Let $M$ be a smooth manifold. Let $(T^*M, \pi, M)$ be cotangent bundle, where
$$ T^*M := \bigsqcup_{m\in M} T^*_m M$$ is a set equipped with corresponding topology $O_{T^*M}$ and smooth structure $A_{T^*M}$.
Then at each point $m\in M$ we can define $k$-exterior power of the cotangent space $\Lambda^k(T^*_mM)$.
Then we can define: $$ \Lambda^k(T^*M) := \bigsqcup_{m\in M} \Lambda^k(T^*_mM) $$ Question: How do I equip this set with a topology and smooth structure?
I want to be able to construct bundle $(\Lambda^k(T^*M), \pi', M)$ and then define module of smooth $k$-forms as a module of smooth sections $\Gamma(M, \Lambda^k(T^*M))$, but to do so I need first to transform the set above into a smooth manifold and I don't know how to do it properly.
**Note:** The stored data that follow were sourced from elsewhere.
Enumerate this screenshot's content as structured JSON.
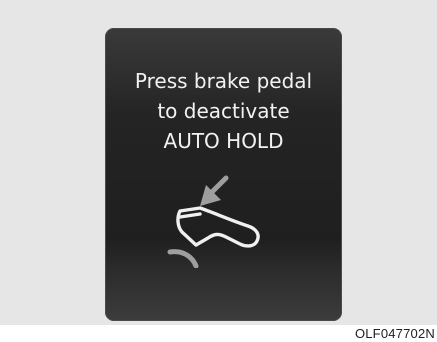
{
  "display": {
    "lines": [
      "Press brake pedal",
      "to deactivate",
      "AUTO HOLD"
    ],
    "icon": "brake-pedal-press-icon"
  },
  "figure_code": "OLF047702N",
  "colors": {
    "screen": "#242424",
    "text": "#f2f2f2",
    "arrow": "#9e9e9e",
    "frame": "#e6e6e6"
  }
}
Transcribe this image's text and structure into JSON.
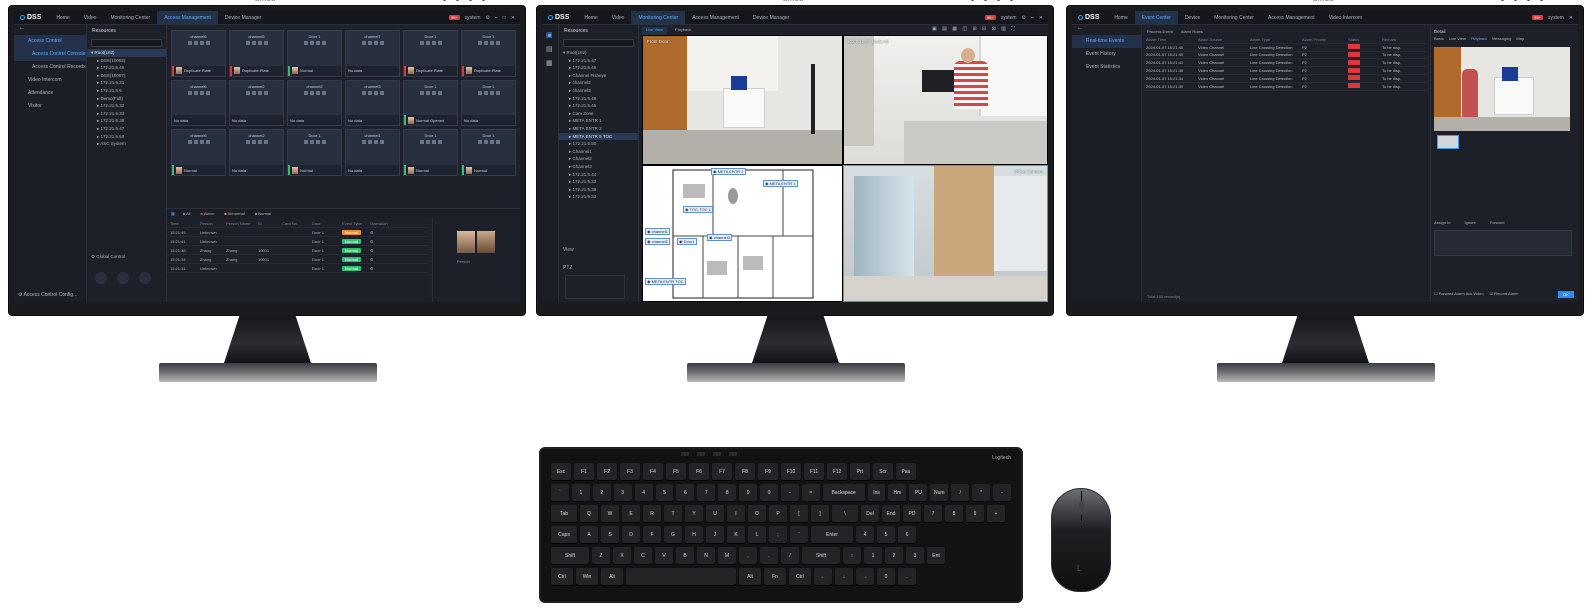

Any tips?
Edit 1: We can define initial topology on $\Lambda^k(T^*M)$ with respect to projection map $\pi'$: $$ \pi': \Lambda^k(T^*M) \to M \\ (m, \alpha) \mapsto m $$ as such, we can pick
$$ B := \{ \text{preim}_{\pi'}(U) \in 2^{\Lambda^k(T^*M)} | \forall U \in O_M\}$$
to be a subbasis. Then we can define topology $O_{\Lambda^k(T^*M)}$ as generated by this subbasis, i.e. set of all unions of finite intersections of elements of $B$.
That is $(\Lambda^k(T^*M), O_{\Lambda^k(T^*M)})$ - topological space, such that $\pi'$ is continious.
Now the only thing left is to find smooth atlas $A_{\Lambda^k(T^*M)}$ with respect to which $\pi'$ will become smooth map.